Эдвард был и остается моим лучшим другом. На Мазурах он пересказывал мне книги, о которых я, не зная тогда ни немецкого, ни английского, не имел представления. Мы жили в местности с живописным названием Остров Роз в обществе четверых рыбаков, уволенных из «Дальмора» за пьянство и драки. У одного были жена и ребенок, которого он решил окрестить; по этому случаю был закуплен великолепный поросенок и обещано пышное празднество. Мы все каждый день нетерпеливо проверяли, прибавляет ли поросенок в весе соответственно нашим аппетитам. В то время с мясом было трудно; мы с Эдвардом кормились угрями, которых мой приятель умел отменно готовить. Днем мы слонялись по острову, иногда пытались писать; вечера проводили очень весело, так как ребята из «Дальмора» продукции спиртоводочной промышленности уделяли не меньше внимания, чем поросенку.

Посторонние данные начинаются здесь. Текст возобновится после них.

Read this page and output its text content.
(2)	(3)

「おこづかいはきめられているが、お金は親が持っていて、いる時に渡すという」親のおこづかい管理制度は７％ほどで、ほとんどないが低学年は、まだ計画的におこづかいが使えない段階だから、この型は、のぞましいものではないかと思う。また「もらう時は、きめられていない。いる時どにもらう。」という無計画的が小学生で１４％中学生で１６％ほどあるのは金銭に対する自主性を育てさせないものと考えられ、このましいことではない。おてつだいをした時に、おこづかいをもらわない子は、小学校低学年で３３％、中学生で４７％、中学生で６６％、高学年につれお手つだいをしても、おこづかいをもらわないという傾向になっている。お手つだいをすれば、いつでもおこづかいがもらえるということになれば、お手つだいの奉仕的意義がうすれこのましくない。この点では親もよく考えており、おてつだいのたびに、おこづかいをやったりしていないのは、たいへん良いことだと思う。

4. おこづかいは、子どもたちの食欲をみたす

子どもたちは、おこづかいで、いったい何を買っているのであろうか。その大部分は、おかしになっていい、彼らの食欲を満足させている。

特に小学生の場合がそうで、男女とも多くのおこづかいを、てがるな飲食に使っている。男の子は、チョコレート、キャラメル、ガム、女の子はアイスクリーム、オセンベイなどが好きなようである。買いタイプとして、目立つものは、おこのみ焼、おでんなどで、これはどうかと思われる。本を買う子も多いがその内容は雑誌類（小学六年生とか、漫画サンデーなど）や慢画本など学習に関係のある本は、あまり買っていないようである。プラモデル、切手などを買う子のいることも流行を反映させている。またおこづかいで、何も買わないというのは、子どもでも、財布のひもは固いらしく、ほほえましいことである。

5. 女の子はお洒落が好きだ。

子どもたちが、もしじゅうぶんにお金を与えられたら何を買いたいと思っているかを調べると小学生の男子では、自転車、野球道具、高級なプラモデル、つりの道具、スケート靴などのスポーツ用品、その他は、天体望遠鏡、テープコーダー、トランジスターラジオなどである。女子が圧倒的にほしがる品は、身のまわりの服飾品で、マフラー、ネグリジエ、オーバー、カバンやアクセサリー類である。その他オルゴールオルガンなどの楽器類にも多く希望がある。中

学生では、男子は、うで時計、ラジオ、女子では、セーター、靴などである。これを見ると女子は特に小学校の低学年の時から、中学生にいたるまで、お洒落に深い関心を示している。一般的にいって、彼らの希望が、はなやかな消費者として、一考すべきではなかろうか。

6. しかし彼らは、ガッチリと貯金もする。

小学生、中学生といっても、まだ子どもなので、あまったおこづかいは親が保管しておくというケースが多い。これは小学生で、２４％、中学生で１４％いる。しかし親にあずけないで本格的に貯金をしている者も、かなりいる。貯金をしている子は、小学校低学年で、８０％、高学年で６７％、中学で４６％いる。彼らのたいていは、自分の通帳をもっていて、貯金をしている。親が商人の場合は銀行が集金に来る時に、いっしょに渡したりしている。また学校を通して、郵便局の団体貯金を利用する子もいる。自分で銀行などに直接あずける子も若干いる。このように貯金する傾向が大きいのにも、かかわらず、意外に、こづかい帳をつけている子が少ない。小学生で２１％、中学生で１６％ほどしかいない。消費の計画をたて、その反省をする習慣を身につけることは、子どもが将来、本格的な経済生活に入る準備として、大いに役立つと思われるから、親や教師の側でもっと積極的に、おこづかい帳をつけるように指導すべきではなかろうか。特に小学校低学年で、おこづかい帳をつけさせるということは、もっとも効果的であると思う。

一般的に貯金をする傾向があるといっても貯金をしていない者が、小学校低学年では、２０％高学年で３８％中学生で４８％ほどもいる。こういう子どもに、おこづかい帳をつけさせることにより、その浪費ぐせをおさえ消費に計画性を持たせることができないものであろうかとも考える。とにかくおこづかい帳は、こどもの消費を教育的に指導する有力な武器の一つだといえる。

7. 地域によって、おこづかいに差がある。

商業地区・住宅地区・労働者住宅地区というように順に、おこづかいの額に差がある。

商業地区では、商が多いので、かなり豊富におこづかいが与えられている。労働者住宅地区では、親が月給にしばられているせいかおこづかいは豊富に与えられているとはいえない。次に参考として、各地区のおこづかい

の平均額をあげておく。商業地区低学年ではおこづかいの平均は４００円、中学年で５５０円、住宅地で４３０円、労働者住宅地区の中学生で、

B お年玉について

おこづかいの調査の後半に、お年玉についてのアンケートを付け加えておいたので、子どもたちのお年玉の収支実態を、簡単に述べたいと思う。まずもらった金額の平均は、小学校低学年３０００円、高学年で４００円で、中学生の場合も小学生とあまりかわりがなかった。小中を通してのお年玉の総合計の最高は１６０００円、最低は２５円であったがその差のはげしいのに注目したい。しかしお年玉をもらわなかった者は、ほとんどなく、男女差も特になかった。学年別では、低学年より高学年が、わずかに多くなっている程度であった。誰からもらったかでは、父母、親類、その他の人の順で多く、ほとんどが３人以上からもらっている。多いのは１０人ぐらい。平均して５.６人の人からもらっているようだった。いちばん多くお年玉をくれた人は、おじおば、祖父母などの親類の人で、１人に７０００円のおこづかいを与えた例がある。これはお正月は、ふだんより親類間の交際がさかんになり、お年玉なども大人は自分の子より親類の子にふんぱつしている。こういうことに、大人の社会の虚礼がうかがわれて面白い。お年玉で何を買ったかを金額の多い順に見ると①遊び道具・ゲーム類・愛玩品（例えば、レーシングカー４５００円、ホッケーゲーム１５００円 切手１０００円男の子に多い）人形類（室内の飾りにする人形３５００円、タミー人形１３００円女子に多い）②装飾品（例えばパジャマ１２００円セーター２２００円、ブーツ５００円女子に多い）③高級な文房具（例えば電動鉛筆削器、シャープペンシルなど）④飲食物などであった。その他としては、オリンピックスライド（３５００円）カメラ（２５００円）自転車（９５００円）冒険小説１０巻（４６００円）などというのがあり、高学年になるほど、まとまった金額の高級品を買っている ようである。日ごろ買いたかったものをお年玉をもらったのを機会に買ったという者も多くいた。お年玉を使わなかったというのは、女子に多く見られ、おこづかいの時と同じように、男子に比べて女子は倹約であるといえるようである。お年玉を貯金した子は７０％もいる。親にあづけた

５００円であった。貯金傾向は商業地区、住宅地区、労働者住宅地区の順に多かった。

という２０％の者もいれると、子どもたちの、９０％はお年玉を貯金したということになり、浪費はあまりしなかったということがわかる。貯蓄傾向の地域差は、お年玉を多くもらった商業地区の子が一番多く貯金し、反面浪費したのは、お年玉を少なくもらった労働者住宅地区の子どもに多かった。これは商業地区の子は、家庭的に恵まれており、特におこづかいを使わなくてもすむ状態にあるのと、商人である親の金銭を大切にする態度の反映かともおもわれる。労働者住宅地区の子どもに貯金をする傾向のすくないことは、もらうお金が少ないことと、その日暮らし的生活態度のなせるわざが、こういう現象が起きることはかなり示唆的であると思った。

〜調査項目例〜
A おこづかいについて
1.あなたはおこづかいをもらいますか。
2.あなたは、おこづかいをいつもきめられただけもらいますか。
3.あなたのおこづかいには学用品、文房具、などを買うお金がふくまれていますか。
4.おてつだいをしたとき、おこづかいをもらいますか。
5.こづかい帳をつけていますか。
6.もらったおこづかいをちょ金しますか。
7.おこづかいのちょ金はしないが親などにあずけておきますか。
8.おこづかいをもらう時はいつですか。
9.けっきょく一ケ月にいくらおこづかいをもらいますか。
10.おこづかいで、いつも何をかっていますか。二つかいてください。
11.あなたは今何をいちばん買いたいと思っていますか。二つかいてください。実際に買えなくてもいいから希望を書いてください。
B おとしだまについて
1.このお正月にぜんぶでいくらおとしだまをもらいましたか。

Не помню уже, у кого из нас — у меня или у Эдварда — родилась блестящая идея пригласить на крестины Вильгельма Маха; так или иначе, Мах написал, что приедет, и действительно явился на рассвете рокового — как пишут в романах — дня. Он лег отсыпаться после бессонной ночи, мы же все занялись поросенком, жизнь которого я в это самое утро оборвал страшным ударом ножа. Ребята из «Дальмора» здорово волновались; их ждала пьянка и женщины, общества которых они были лишены уже не один месяц. Тут необходимо добавить, что до ближайшего города было около двадцати километров и, естественно, излюбленной темой наших вечерних бесед и песен были женская подлость и коварство. Наконец прибыли гости, и среди них, правда всего одна, зато очень красивая девушка; ее усадили по правую руку от Вильгельма Маха, которого — вероятно, из-за его почтенной наружности — головорезы из «Дальмора» величали профессором. Следует пояснить, что Мах женщинами особо не интересовался, зато у него были сильно развиты родственные чувства; я имею в виду его «племянников». Во время пиршества лицо Маха то и дело искажалось гримасой страха и отвращения, и я догадался, что молодая дама активно им занялась. Заметили это и дальморские головорезы, которые точили зубы на эту самую даму; я услышал, что в разговоре то и дело проскакивает тема расправы с «профессором». И действительно: около полуночи начались боевые действия. Мы с Вильгельмом заперлись на чердаке, а дальморцы, вооруженные ножами для потрошения рыбы, носились по всему Острову Роз. Не знаю, что бы с нами было, если б не Бернштейн, который поначалу сохранял доброжелательный нейтралитет, но когда вопли бичей стали мешать его — как гениально сказал поэт — заслуженному отдыху, пробудился ото сна и с благородной непринужденностью уложил всех одного за другим. Назавтра перепуганный и постаревший лет на двадцать Мах покинул Остров Роз.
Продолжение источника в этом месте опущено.